The company announced its plans in a filing with the New York Public Service Commission in response to requests from commercial and industrial customers for more time to comment on an Exelon proposal for cost-based compensation for its nuclear plants. That proceeding is running concurrent with one on New York’s proposed Clean Energy Standard that includes a mechanism to compensate nuclear plants through zero emissions credits. (See New York Would Require Nuclear Power Mandate, Subsidy.)

exelon corp., nine mile point
Nine Mile Point Source: Constellation Energy Group

Exelon supported the request to extend the comment deadline until July 15, after a June 24 PSC technical conference at which the company’s proposal will be considered. Exelon also wants a pricing formula determined by the PSC by Aug. 1.

The company has previously said that it would need financial support to keep its single-unit, 581-MW R.E. Ginna plant operating after a reliability support services agreement with Avangrid’s Rochester Gas & Electric expires next March.

In a filing in May, in which it proposed the compensation plan, Exelon also said it must “make immediate decisions” regarding the nuclear plants’ continued operation. But the Tuesday filing is the first time the company said it would not refuel Nine Mile Point in March.

Exelon told the PSC its Constellation Energy Nuclear Group could not count on a CES that is “merely speculative.”

“In order for CENG to make the investment and commitment necessary to keep Nine Mile Unit 1 and Ginna in operation, it needs the certainty provided by a commission order approving the CES and a signed contract procuring zero emission credits from the nuclear generators,” Exelon wrote. “CENG cannot simply roll the dice and make substantial investments on the hope that the program ultimately adopted by the commission is sufficient to justify the substantial investments and commitments required to enable continued operation of CENG’s upstate nuclear plants.
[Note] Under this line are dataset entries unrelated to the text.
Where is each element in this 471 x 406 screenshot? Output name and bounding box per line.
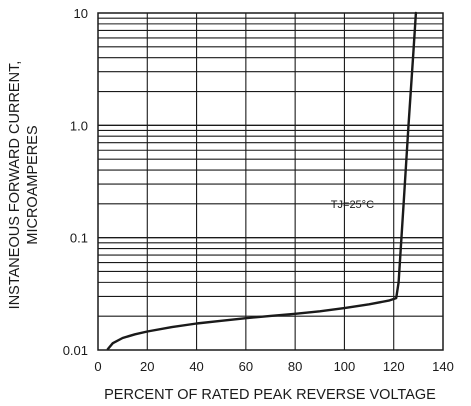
x-tick-label: 20: [140, 359, 154, 374]
y-axis-ticks: 0.01 0.1 1.0 10: [63, 6, 88, 358]
y-tick-label: 0.01: [63, 343, 88, 358]
x-tick-label: 60: [239, 359, 253, 374]
annotation-tj: TJ=25°C: [331, 199, 374, 211]
x-tick-label: 100: [334, 359, 356, 374]
y-axis-label-line-1: INSTANEOUS FORWARD CURRENT,: [7, 61, 23, 310]
x-tick-label: 0: [94, 359, 101, 374]
x-tick-label: 120: [383, 359, 405, 374]
y-tick-label: 0.1: [70, 231, 88, 246]
plot-frame: [97, 12, 444, 351]
x-axis-ticks: 0 20 40 60 80 100 120 140: [94, 359, 453, 374]
x-tick-label: 80: [288, 359, 302, 374]
y-axis-label-line-2: MICROAMPERES: [25, 125, 41, 244]
grid: [98, 13, 443, 350]
y-tick-label: 1.0: [70, 118, 88, 133]
x-axis-label: PERCENT OF RATED PEAK REVERSE VOLTAGE: [104, 387, 436, 403]
x-tick-label: 40: [189, 359, 203, 374]
series-line: [106, 11, 418, 351]
x-tick-label: 140: [432, 359, 454, 374]
y-tick-label: 10: [74, 6, 88, 21]
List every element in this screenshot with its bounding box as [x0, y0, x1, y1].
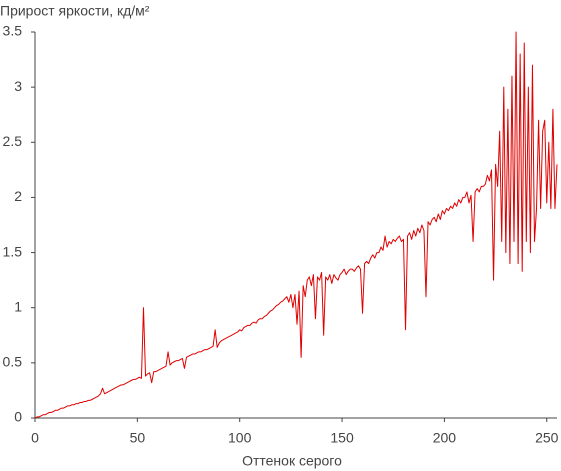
- y-tick-label: 2.5: [3, 133, 23, 149]
- x-axis-label: Оттенок серого: [242, 453, 342, 469]
- y-tick-label: 0: [14, 409, 22, 425]
- x-tick-label: 50: [130, 430, 146, 446]
- y-tick-label: 3.5: [3, 23, 23, 39]
- y-tick-label: 2: [14, 188, 22, 204]
- x-tick-label: 250: [535, 430, 559, 446]
- chart-title: Прирост яркости, кд/м²: [0, 3, 150, 19]
- x-tick-label: 200: [433, 430, 457, 446]
- y-tick-label: 1: [14, 298, 22, 314]
- x-tick-label: 100: [228, 430, 252, 446]
- y-tick-label: 1.5: [3, 243, 23, 259]
- x-tick-label: 150: [330, 430, 354, 446]
- y-tick-label: 3: [14, 78, 22, 94]
- y-tick-label: 0.5: [3, 354, 23, 370]
- data-line: [34, 31, 558, 419]
- x-tick-label: 0: [31, 430, 39, 446]
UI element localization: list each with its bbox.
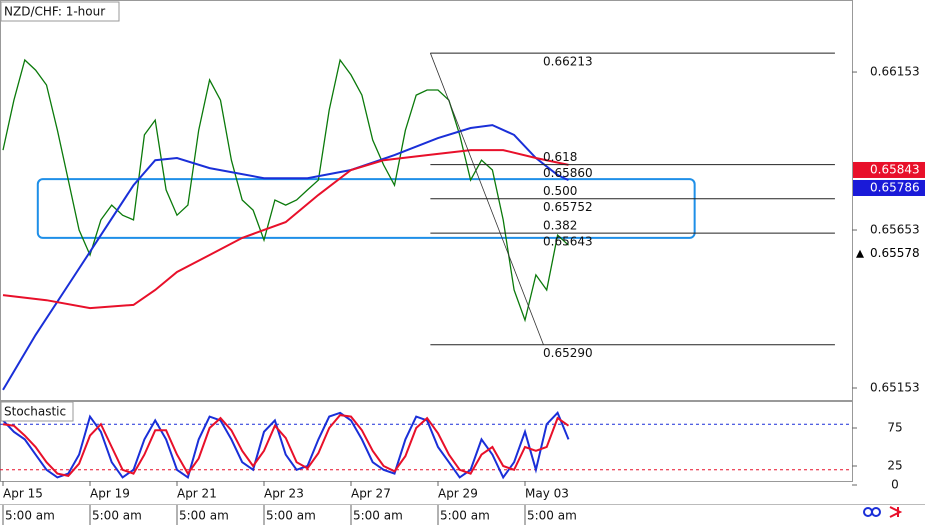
fib-price-label: 0.65290 — [543, 346, 593, 360]
x-time-label: 5:00 am — [179, 509, 229, 523]
x-tick-label: Apr 21 — [177, 487, 217, 501]
support-zone — [36, 178, 696, 239]
indicator-line — [2, 414, 570, 477]
y-tick-label: 0.65653 — [870, 223, 920, 237]
x-time-label: 5:00 am — [5, 509, 55, 523]
y-tick-label: 0.65153 — [870, 380, 920, 394]
x-tick-label: Apr 19 — [90, 487, 130, 501]
x-tick-label: Apr 23 — [264, 487, 304, 501]
x-tick-label: Apr 15 — [3, 487, 43, 501]
y-tick-label: 25 — [887, 459, 902, 473]
price-tag-label: 0.65578 — [870, 246, 920, 260]
chart-title: NZD/CHF: 1-hour — [4, 5, 105, 19]
x-time-label: 5:00 am — [527, 509, 577, 523]
y-tick-label: 0.66153 — [870, 65, 920, 79]
fib-ratio-label: 0.500 — [543, 184, 577, 198]
fib-price-label: 0.65643 — [543, 235, 593, 249]
fib-price-label: 0.66213 — [543, 55, 593, 69]
price-tag — [853, 179, 925, 196]
price-tag-label: 0.65786 — [870, 180, 920, 194]
link-icon[interactable] — [871, 507, 881, 517]
x-time-label: 5:00 am — [92, 509, 142, 523]
price-tag-arrow — [856, 249, 864, 258]
fib-price-label: 0.65752 — [543, 200, 593, 214]
price-tag — [853, 161, 925, 178]
y-tick-label: 0 — [891, 478, 899, 492]
chart-title: Stochastic — [4, 405, 66, 419]
fib-ratio-label: 0.382 — [543, 219, 577, 233]
indicator-line — [2, 149, 569, 310]
x-time-label: 5:00 am — [266, 509, 316, 523]
price-tag-label: 0.65843 — [870, 162, 920, 176]
x-time-label: 5:00 am — [440, 509, 490, 523]
fib-price-label: 0.65860 — [543, 166, 593, 180]
x-tick-label: Apr 27 — [351, 487, 391, 501]
main-panel — [0, 0, 853, 401]
x-tick-label: May 03 — [525, 487, 569, 501]
title-box — [0, 401, 74, 422]
fib-ratio-label: 0.618 — [543, 150, 577, 164]
x-time-label: 5:00 am — [353, 509, 403, 523]
title-box — [0, 1, 120, 22]
toolbar-icons[interactable] — [863, 506, 903, 518]
indicator-line — [2, 124, 569, 391]
price-tag — [853, 245, 925, 262]
scroll-icon[interactable] — [889, 506, 903, 518]
x-tick-label: Apr 29 — [438, 487, 478, 501]
y-tick-label: 75 — [887, 421, 902, 435]
stochastic-panel — [0, 401, 853, 482]
price-line — [2, 58, 569, 323]
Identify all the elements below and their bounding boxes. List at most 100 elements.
Thus, CENG will need a contract in hand by September 2016. Time is of the essence.”

Exelon said refueling the unit would cost approximately $55 million, and while the process normally takes nine months to a year, it believes it can be compressed into six months.

The company just finished refueling Unit 2 at the plant. The two units, located on the shores of Lake Ontario, north of Syracuse, generate a combined 1,900 MW.

Nine Mile Point, Ginna and Entergy’s James A. FitzPatrick plant represent the entire upstate nuclear fleet that Gov. Andrew Cuomo wants to save to help the state meet its low-carbon emissions goals. Cuomo wants to exclude Entergy’s Indian Point plant, which he wants closed because of its proximity to New York City.

Under the CES, the zero emissions credits would provide extra compensation, similar to the way in which renewable energy projects receive additional payments for their clean energy attributes.

Entergy previously said it would close FitzPatrick and has not been swayed by the offer of a subsidy. (See New Lifeline for FitzPatrick Nuclear Plant.)